Membaca



Saya ingin membaca. Keinginan itu bergejolak beberapa hari sebelum saya mengikuti Rihlah MATAN selama tiga hari kemarin lusa, Karangmangu, Sarang; Leteh, Rembang; Kaliwungu, Kendal; Buaran, Pekalongan Selatan. Sudah empat hari berlalu dan sekarang saya di Brangkal, Mojokerto, tapi keinginan itu belum juga terobati.

Entahlah. Saya rasa benar-benar ingin menyuntuki sebuah bacaan. Sebelum berangkat Rihlah, saya coba membaca buku "Sekilas Nahdlatut Tujar", tapi haus itu tidak juga reda. Bahkan sebaliknya, ia makin meraja. Di rumah Kota Lama, sebuah buku juga mangkrak, belum selesai saya baca. Untuk yang terakhir ini saya tidak ingin tergesa melahapnya. Saya ingin menikmatinya kalimat-demi kalimat. Buku itu sempat membuat saya tersedu pada subuh dini hari ketika menikmatinya.

Semoga ini bukan tipuan hasrat semata. Semoga bisa memunggah resah yang sedikit menggelora. Saya jadi teringat pesan Mas yang aduhai benar orangnya. Suatu ketika dalam obrolan yang tenang, ia mewejang, "Hati-hati mengikuti kata hati. Seringkali seseorang terjebak. Seolah-olah ia mengikuti kata hati. Menunaikan kebenaran. Padahal ia hanya dihempas Nafsu Kebenaran. Belajarlah membedakan mana yang kata hati dan mana yang bukan. Belajarlah baik-baik membedakan Kebenaran dengan Nafsu Kebenaran. Memang tidak mudah. Tapi bukan berati tidak bisa. Semuanya harus dipelajari. Jangan sampai terjebak."

Semalam, sesampai di Mojokerto saya mencarinya. Di sebuah gedung sekolah di lantai dua kami berjumpa. Kami berpelukan. Semakin erat. Tidak ada kata yang bisa saya ucapkan. Sebelum melepas pelukan, ia bergumam lirih, "Sabar." Pelukannya makin erat.
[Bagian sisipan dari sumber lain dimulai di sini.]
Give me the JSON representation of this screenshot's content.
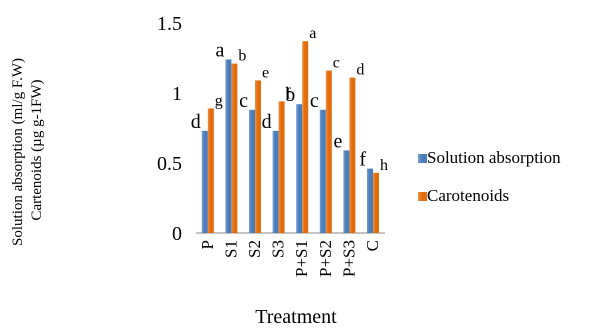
{
  "chart_data": {
    "type": "bar",
    "title": "",
    "xlabel": "Treatment",
    "ylabel_line1": "Solution absorption (ml/g F.W)",
    "ylabel_line2": "Cartenoids (µg g-1FW)",
    "ylim": [
      0,
      1.5
    ],
    "yticks": [
      "0",
      "0.5",
      "1",
      "1.5"
    ],
    "ytick_values": [
      0,
      0.5,
      1,
      1.5
    ],
    "grid": false,
    "legend_position": "right",
    "categories": [
      "P",
      "S1",
      "S2",
      "S3",
      "P+S1",
      "P+S2",
      "P+S3",
      "C"
    ],
    "series": [
      {
        "name": "Solution absorption",
        "color": "#4A7EBB",
        "values": [
          0.73,
          1.24,
          0.88,
          0.73,
          0.92,
          0.88,
          0.59,
          0.46
        ],
        "letters": [
          "d",
          "a",
          "c",
          "d",
          "b",
          "c",
          "e",
          "f"
        ]
      },
      {
        "name": "Carotenoids",
        "color": "#E46C0A",
        "values": [
          0.89,
          1.21,
          1.09,
          0.94,
          1.37,
          1.16,
          1.11,
          0.43
        ],
        "letters": [
          "g",
          "b",
          "e",
          "f",
          "a",
          "c",
          "d",
          "h"
        ]
      }
    ]
  }
}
Sedetik kemudian ia lepaskan.

Semalaman kami bercengkerama bersama. Bertukar kabar tentang seorang guru kami yang tak cukup kami panggil guru. Tidak banyak percakapan. Satu dua kalimat meluncur. Kemudian sepi. Ramai warung, pelanggan dan lalu lalang jalanan tak mengusik kami.

Kami berpisah di ujung malam dan berjanji untuk bertemu keesokan harinya. Saya ingin menggendong buah hatinya yang lucu. Tapi sampai matahari tergelincir, satu pesan singkat darinya baru masuk. Kabar yang lagi-lagi membuat saya menelan ludah. Dua hari yang lalu adalah malam ke-30 hari ayahnya berpulang, dan sekarang, Neneknya juga berpulang. Kabar itu datang bersamaan dengan rencana kami untuk menghadiri pernikahan Kang Said, sahabat kami.

Semoga sampeyan dianugrahi kekuatan, Mas. Seperti malam itu, ketika kami melawat atas kepergian ayah sampeyan, justru kami yang sampeyan hibur. Semoga sahabat kita yang tengah bahagia dianugrahi kekuatan untuk membagi kebahagiannya pada siapa saja. Semoga kita dianugrahi kekuatan untuk selalu bertahan pada jalanNya.

Ah, Saya ingin kembali berjumpa dan memeluknya erat-erat.